Caminar por este tramo de Fitz Roy, en Chacarita, remite inevitablemente al poema Buenos Aires, donde Jorge Luis Borges describe a la ciudad como “una larga calle de casas bajas, que pierde y transfigura el poniente”. Aunque han pasado décadas desde aquella imagen, algunas de esas viviendas aún sobreviven y encuentran una nueva vida convertidas en proyectos gastronómicos.
Asadero es una de ellas. El restaurante funciona en una casona de principios del siglo XX que fue restaurada especialmente para albergar el proyecto. Detrás de la fachada se despliega un amplio jardín con una imponente palmera, una piscina espejo y un fogonero que anticipa el protagonismo del fuego en la experiencia. La intervención, realizada por el Estudio Bulla, buscó preservar la identidad original de la construcción mediante el uso de materiales nobles y texturas naturales. Incluso los ladrillos del patio fueron traídos especialmente desde Mendoza, elegidos por su color y su carácter artesanal.
La propuesta gastronómica también dialoga con las raíces, aunque desde una mirada contemporánea. Aquí la cocina gira en torno al fuego, la estacionalidad y los productos de calidad. Horno a leña, parrilla y una barra para pocos comensales conforman un escenario donde las brasas son mucho más que una técnica de cocción: son el lenguaje común de toda la carta.
“El hilo conductor del proyecto es el carbón y los distintos tipos de leña. Todo pasa por las brasas, desde los pescados y vegetales hasta las salsas que calentamos. Aunque tenemos gas, el fuego es central”, cuenta Juan Pedro Rastellino, chef al frente de Asadero. Con una larga trayectoria en restaurantes de Argentina y Europa, trabajó incluso en L’Aubergade de Michel Trama, el reconocido establecimiento francés distinguido con estrellas Michelin.

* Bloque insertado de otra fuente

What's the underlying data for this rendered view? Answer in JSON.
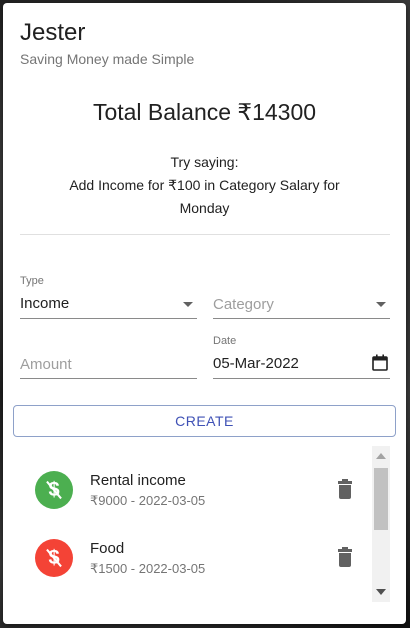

En un país donde la asociación entre fuego y gastronomía suele conducir de inmediato a la carne vacuna, Rastellino propone ampliar el horizonte. Sin renunciar a la tradición parrillera, la carta incorpora pescados, mariscos, vegetales, conejo y otras carnes, siempre atravesados por el mismo concepto.
“El protagonista no tiene por qué ser la carne vacuna. Hay quienes buscan vivir la experiencia de una parrilla argentina y la encuentran, pero también ofrecemos muchos otros caminos. Por suerte, están funcionando muy bien propuestas menos convencionales, como la lengua de ternera curada a la chapa con compota de membrillos, la salchicha de cordero, los conejos y los pescados”, explica.
Entre todos los platos hay uno que resume la identidad de Asadero y, al mismo tiempo, la historia personal de su chef: la morcilla artesanal con huevo de campo y emulsión de cebolla asada.
“No hay nada en la carta que no pueda defender, pero elijo la morcilla porque hago carneadas desde antes de ser cocinero. Este plato es una evolución de aquellas morcillas que aprendí a preparar: lleva un producto profundamente ligado al campo y a nuestra tradición hacia una versión refinada, elegante y con mucha personalidad. Es especiada, dulce y equilibrada”, señala.
Más allá de la cocina, Rastellino destaca el valor de desarrollar su proyecto en una casa recuperada con especial cuidado por los detalles, como las paredes de ladrillo a la vista, las antiguas medianeras y varios elementos originales.
“Me impactaron esas paredes de casi un siglo y las viejas ventanas que aparecen sobre las medianeras del fondo. Quería que la leña tuviera protagonismo, por eso pensamos en un gran leñero detrás de la casa. Hay algo clásico y antiguo, pero también moderno y minimalista. Hice fuerza para que no se colgara nada en las paredes y para que las mesas no estuvieran sobrecargadas. Comemos directamente sobre la madera o el mármol. Todo forma parte de una misma idea”, cuenta.